# Water filled "blister" on NRS floor and tubes



## ICUNAKEDRN (Jan 27, 2012)

I don't post much here and I haven't spoken with NRS yet, but any idea how and why these little bubble filled with water appeared. It is only under the top "cosmetic" grey layer above the main material.


----------



## flipper42 (Apr 8, 2011)

raft herpes?


----------



## Riverwild (Jun 19, 2015)

It reminds me of doing an epoxy coat on a garage floor and mixing too much air into the epoxy. What kind of raft, how old?


----------



## Quiggle (Nov 18, 2012)

Does it live on a trailer in the sun?


----------



## caverdan (Aug 27, 2004)

It looks like something spilled on it and caused the fabric to de laminate.
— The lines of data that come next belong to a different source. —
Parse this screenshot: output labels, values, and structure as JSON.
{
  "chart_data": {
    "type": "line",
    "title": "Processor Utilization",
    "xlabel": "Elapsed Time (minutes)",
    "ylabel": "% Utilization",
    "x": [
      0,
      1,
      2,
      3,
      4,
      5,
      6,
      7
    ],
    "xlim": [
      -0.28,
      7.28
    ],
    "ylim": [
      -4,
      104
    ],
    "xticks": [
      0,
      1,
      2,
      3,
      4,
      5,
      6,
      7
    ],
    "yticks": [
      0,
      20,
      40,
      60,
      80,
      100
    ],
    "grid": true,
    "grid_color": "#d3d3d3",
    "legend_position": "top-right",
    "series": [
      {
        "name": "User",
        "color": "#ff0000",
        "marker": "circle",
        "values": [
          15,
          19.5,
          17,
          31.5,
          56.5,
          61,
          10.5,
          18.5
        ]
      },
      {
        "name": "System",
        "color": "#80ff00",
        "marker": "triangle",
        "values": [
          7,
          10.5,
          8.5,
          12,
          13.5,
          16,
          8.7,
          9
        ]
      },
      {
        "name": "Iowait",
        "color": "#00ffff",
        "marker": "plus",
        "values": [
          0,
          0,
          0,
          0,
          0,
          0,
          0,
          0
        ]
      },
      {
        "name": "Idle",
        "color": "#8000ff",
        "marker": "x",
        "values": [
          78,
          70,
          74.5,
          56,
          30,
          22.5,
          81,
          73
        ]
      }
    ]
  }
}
My fix would be to put a large patch over the area if that is the only place this has happened.


----------



## Kirks (Oct 6, 2011)

The only time I have seen something like this is when someone did a system 6 home job over a set of pinhole leaks, still doesn’t explain the water


----------



## ICUNAKEDRN (Jan 27, 2012)

So the raft is 3 years old and very lightly used and it is and NRS 13E. It was rolled up dry and strapped to hold its form and then place under my other raft which is on a trailer. NO SUN or WATER. I am not sure how to explain the water...I am guessing it was condensation and the coloration I am guessing was from bug poop or dead bugs. Essentially the boat was stored as I see it properly and this is some sort of defect. It is a "white WATER raft" it should be able to withstand some water sitting on it for 6 months. I have a call into NRS as I feel this is a defect on a 3 year old raft that I gave my second born child for.


----------



## caverdan (Aug 27, 2004)

Given your added description and the age of the raft, it does sound like a manufacturing defect to me too.


----------



## zbaird (Oct 11, 2003)

Wait for NRS to reply. Best place to start is with them. Where are you located?


----------



## stinginrivers (Oct 18, 2003)

I'll second raft herpes, especially since this raft was bound under another raft.


----------



## Quiggle (Nov 18, 2012)

have you figured out what happened?


----------



## ICUNAKEDRN (Jan 27, 2012)

Well I have spoken with NRS and they believe it is a rare manufacturing defect likely "chemical" issue. I am please to say that NRS has truly stood by their warranty and the are building me a new boat of the same color and I should have it sometime in December. The manager of the service department even saw this thread and reached out to me personally! So I can raft now and not worry about spreading my raft herpes!!!


----------